Children were especially close to the heart of the Incarnate Christ once Jesus had fully grown and been baptized into the Holy Spirit. As He went about preaching the Word, Jesus said "Whatever you do to the least of these, you do unto me." Remember those words.
Hundreds of thousands of children have been slain, maimed, beaten, starved, abandoned, orphaned, sexually abused, expolited, enslaved, turned into child-soldiers, and on and on in just this year alone. The wars in Iraq, Afghanistan, the Democratic Republic of the Congo, Somalia, Sudan, to name some of the major conflicts, have been particularly gruesome for children. What does this translate into in the light of Christ's passage above?
Ironically, some of the worst murderers of Christ are countries that pretend to be Christian, such as the United States, Great Britain, Ethiopia, which are, as I write, employing artillery strikes, air strikes and military engagements that inevitably hit civilian communities or random civilian victims, including children. Moreover, war creates circumstances that traumatize, terrorize and deprive children in these war zones of hope, health, education, and even food and shelter.

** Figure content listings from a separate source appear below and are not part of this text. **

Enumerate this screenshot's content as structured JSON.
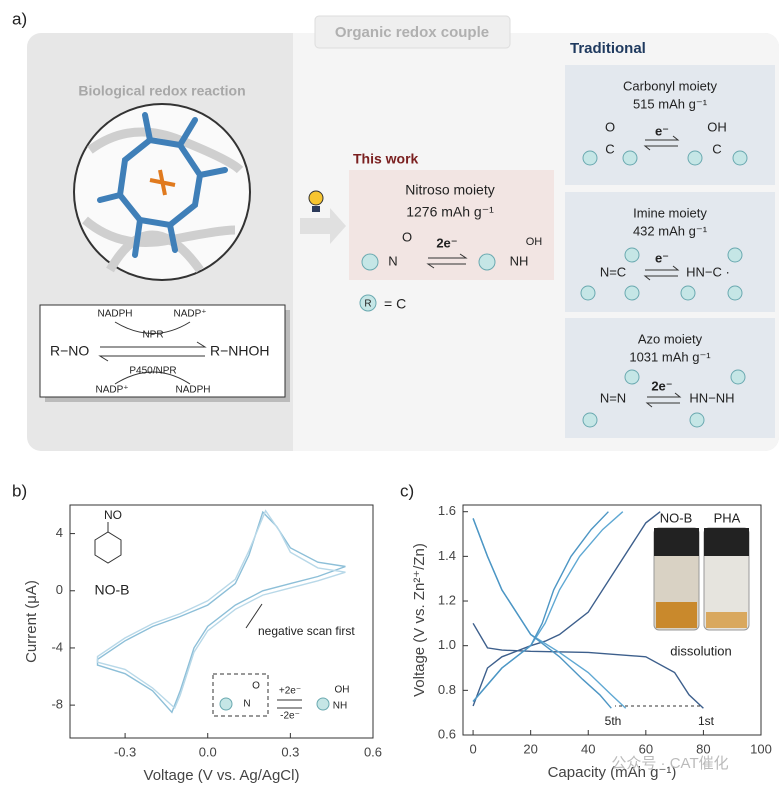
{
  "labels": {
    "a": "a)",
    "b": "b)",
    "c": "c)"
  },
  "panel_a": {
    "header": "Organic redox couple",
    "biological": {
      "title": "Biological redox reaction",
      "reactant": "R−NO",
      "product": "R−NHOH",
      "top_left": "NADPH",
      "top_right": "NADP⁺",
      "top_enzyme": "NPR",
      "bottom_enzyme": "P450/NPR",
      "bottom_left": "NADP⁺",
      "bottom_right": "NADPH"
    },
    "this_work": {
      "title": "This work",
      "name": "Nitroso moiety",
      "capacity": "1276 mAh g⁻¹",
      "electrons": "2e⁻",
      "n": "N",
      "o": "O",
      "nh": "NH",
      "oh": "OH",
      "legend_r": "R",
      "legend_eq": "= C"
    },
    "traditional": {
      "title": "Traditional",
      "items": [
        {
          "name": "Carbonyl moiety",
          "capacity": "515 mAh g⁻¹",
          "electrons": "e⁻",
          "atoms": [
            "O",
            "C",
            "OH",
            "C"
          ]
        },
        {
          "name": "Imine moiety",
          "capacity": "432 mAh g⁻¹",
          "electrons": "e⁻",
          "atoms": [
            "N=C",
            "HN−C ·"
          ]
        },
        {
          "name": "Azo moiety",
          "capacity": "1031 mAh g⁻¹",
          "electrons": "2e⁻",
          "atoms": [
            "N=N",
            "HN−NH"
          ]
        }
      ]
    }
  },
  "chart_data": [
    {
      "type": "line",
      "xlabel": "Voltage (V vs. Ag/AgCl)",
      "ylabel": "Current (μA)",
      "xlim": [
        -0.5,
        0.6
      ],
      "ylim": [
        -10.3,
        6
      ],
      "xticks": [
        -0.3,
        {
          "value": 0,
          "label": "0.0"
        },
        0.3,
        0.6
      ],
      "yticks": [
        -8,
        -4,
        0,
        4
      ],
      "series": [
        {
          "color": "#8dbfd8",
          "x": [
            0.5,
            0.4,
            0.3,
            0.2,
            0.1,
            0.0,
            -0.05,
            -0.1,
            -0.13,
            -0.2,
            -0.3,
            -0.4,
            -0.4,
            -0.3,
            -0.2,
            -0.1,
            0.0,
            0.1,
            0.15,
            0.2,
            0.25,
            0.3,
            0.4,
            0.5
          ],
          "values": [
            1.7,
            1.0,
            0.5,
            0,
            -1,
            -2.5,
            -4,
            -7,
            -8.5,
            -7,
            -5.8,
            -5.2,
            -4.8,
            -3.5,
            -2.5,
            -1.8,
            -1,
            0.5,
            2.5,
            5.5,
            4.5,
            3,
            2,
            1.7
          ]
        },
        {
          "color": "#b8d8e8",
          "x": [
            0.5,
            0.4,
            0.3,
            0.2,
            0.1,
            0.0,
            -0.05,
            -0.1,
            -0.12,
            -0.2,
            -0.3,
            -0.4,
            -0.4,
            -0.3,
            -0.2,
            -0.1,
            0.0,
            0.1,
            0.15,
            0.21,
            0.26,
            0.3,
            0.4,
            0.5
          ],
          "values": [
            1.3,
            0.7,
            0.2,
            -0.3,
            -1.3,
            -2.8,
            -4.3,
            -7.3,
            -8.2,
            -6.8,
            -5.5,
            -5.0,
            -4.6,
            -3.3,
            -2.3,
            -1.6,
            -0.7,
            0.8,
            2.8,
            5.6,
            4.2,
            2.7,
            1.6,
            1.3
          ]
        }
      ],
      "annotations": {
        "molecule": "NO-B",
        "substituent": "NO",
        "scan": "negative scan first",
        "forward": "+2e⁻",
        "backward": "-2e⁻",
        "n": "N",
        "o": "O",
        "nh": "NH",
        "oh": "OH"
      }
    },
    {
      "type": "line",
      "xlabel": "Capacity (mAh g⁻¹)",
      "ylabel": "Voltage (V vs. Zn²⁺/Zn)",
      "xlim": [
        -3.5,
        100
      ],
      "ylim": [
        0.6,
        1.63
      ],
      "xticks": [
        0,
        20,
        40,
        60,
        80,
        100
      ],
      "yticks": [
        0.6,
        0.8,
        {
          "value": 1.0,
          "label": "1.0"
        },
        1.2,
        1.4,
        1.6
      ],
      "series": [
        {
          "color": "#3d5f8c",
          "x": [
            0,
            5,
            10,
            20,
            40,
            60,
            70,
            75,
            80
          ],
          "values": [
            1.1,
            0.99,
            0.98,
            0.975,
            0.97,
            0.95,
            0.88,
            0.78,
            0.72
          ]
        },
        {
          "color": "#3d5f8c",
          "x": [
            0,
            5,
            10,
            20,
            25,
            30,
            40,
            50,
            60,
            65
          ],
          "values": [
            0.73,
            0.9,
            0.95,
            1.0,
            1.02,
            1.05,
            1.15,
            1.35,
            1.55,
            1.6
          ]
        },
        {
          "color": "#5fa8d3",
          "x": [
            0,
            5,
            10,
            20,
            30,
            40,
            48,
            53
          ],
          "values": [
            1.57,
            1.4,
            1.25,
            1.05,
            0.97,
            0.88,
            0.78,
            0.72
          ]
        },
        {
          "color": "#5fa8d3",
          "x": [
            0,
            10,
            20,
            25,
            30,
            37,
            45,
            52
          ],
          "values": [
            0.75,
            0.9,
            1.0,
            1.1,
            1.25,
            1.4,
            1.52,
            1.6
          ]
        },
        {
          "color": "#4d96c4",
          "x": [
            0,
            5,
            10,
            20,
            30,
            38,
            44,
            48
          ],
          "values": [
            1.57,
            1.4,
            1.25,
            1.05,
            0.95,
            0.85,
            0.78,
            0.72
          ]
        },
        {
          "color": "#4d96c4",
          "x": [
            0,
            10,
            20,
            24,
            28,
            34,
            41,
            47
          ],
          "values": [
            0.75,
            0.9,
            1.0,
            1.1,
            1.25,
            1.4,
            1.52,
            1.6
          ]
        }
      ],
      "annotations": {
        "first": "1st",
        "fifth": "5th",
        "vial_1": "NO-B",
        "vial_2": "PHA",
        "dissolution": "dissolution"
      }
    }
  ],
  "watermark": "公众号 · CAT催化"
}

But the murder of Christ in the external world is but the result of the murder of Christ in each and every one of our internal worlds. A psychiatrist explained it to me once decades ago, how society takes every very young child, each of them a beautiful child of God, and begins to imprison that child behind bars of denigration, punishment, rejection and/or conditional love, entrapping the body in a coffin of repressed emotions, as the living essence within that child growing into an adolescent is met with painful prohibitions against being itself or expressing itself, including sexually ultimately, for sexuality connects one to Nature and the Cosmos in the most fundamental way. In a word, one becomes armored, armored against one's own feelings and emotions.
Eventually one grows into a socially adjusted and rigid mannequin of the State, to lesser or greater degree, going through the motions of living while actually feeling dead or alienated on the inside, quite divorced from the divinity within, the Christ-essence within. Having lost this core essence, it is an easy step to become a mechanistic automation of the State, nowhere more manifest than in the Armed Forces of a country, where this rigidity, this armoring, is taken to its ultimate extremity both physically and psychologically, where one is now expected to blindly kill, and kill, and kill when so ordered, creating actual rigor mortis in one's victims.

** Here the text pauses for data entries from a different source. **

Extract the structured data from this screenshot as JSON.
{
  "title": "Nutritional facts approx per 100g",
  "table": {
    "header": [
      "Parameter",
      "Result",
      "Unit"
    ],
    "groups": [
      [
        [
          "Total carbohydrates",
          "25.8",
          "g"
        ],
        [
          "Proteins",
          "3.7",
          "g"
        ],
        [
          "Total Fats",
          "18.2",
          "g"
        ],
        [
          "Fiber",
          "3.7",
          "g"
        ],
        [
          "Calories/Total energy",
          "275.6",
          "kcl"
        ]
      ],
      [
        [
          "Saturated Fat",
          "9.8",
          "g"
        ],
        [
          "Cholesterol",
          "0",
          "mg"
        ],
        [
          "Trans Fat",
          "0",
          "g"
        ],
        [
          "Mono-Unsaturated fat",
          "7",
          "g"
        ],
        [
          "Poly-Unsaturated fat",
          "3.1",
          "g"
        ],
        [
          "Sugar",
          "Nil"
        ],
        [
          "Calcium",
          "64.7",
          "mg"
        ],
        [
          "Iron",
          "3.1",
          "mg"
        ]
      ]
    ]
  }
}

The opposite of the living Christ within us is death and contraction. A nation or people that actually worships war is a culture that worships the annihilation of the life force, a death culture, in a word.
The great psychosomatic pioneer, Wilhelm Reich, actually wrote a book on this subject, entitled The Murder of Christ (1953) (available at Amazon.com). Counterpunch Online Magazine actually reprinted Chapter 14 of this profound work back in 2002, the chapter entitled Gethsemane. Here is an excerpt:
Christ is Life. And Christ was manhandled just as Life was manhandled long before him and long after the crucifixion and is still manhandled today.

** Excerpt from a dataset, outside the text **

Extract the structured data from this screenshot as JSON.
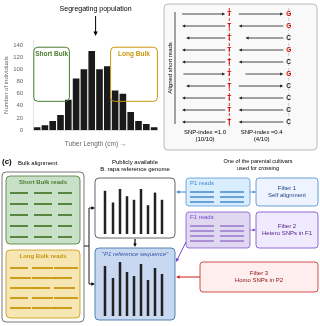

And all his admirers fled and forsook him while he was captured, just as they all had fallen asleep again and again before he was taken and while he went through the agony of the innocent one in supreme distress.
And even his God seemed to have abandoned him. But Life within had not abandoned him. His Life within kept acting as Life acts, up till the last breath. And this is so because God is Life within and without. God did not abandon him at all, except as an image of misled men, corresponding to no reality.
Life had known who would deliver it to its enemies. It had known it for a very long time. It saw the traitor step up to it and kiss it on the cheek as he still said, " Master! "
And this, again, is the plague.
Christ's story has moved and stirred humanity to tears and sorrow and great art because it is humanity's own tragic story. Men are Christs and victims of the plague, helpless before their own courts and fleeing disciples and sleeping admirers and Judases kissing the Master with a kiss of death, and Marys who give Christ a forbidden, godly love, and deadened bodies that seek in vain God's sweetness in their frozen limbs, but never cease to sense his presence within and without themselves. Men, basically, in spite of all armoring and sin and hate and perversion, are living beings who cannot help but feel the Force of Life within themselves and without themselves.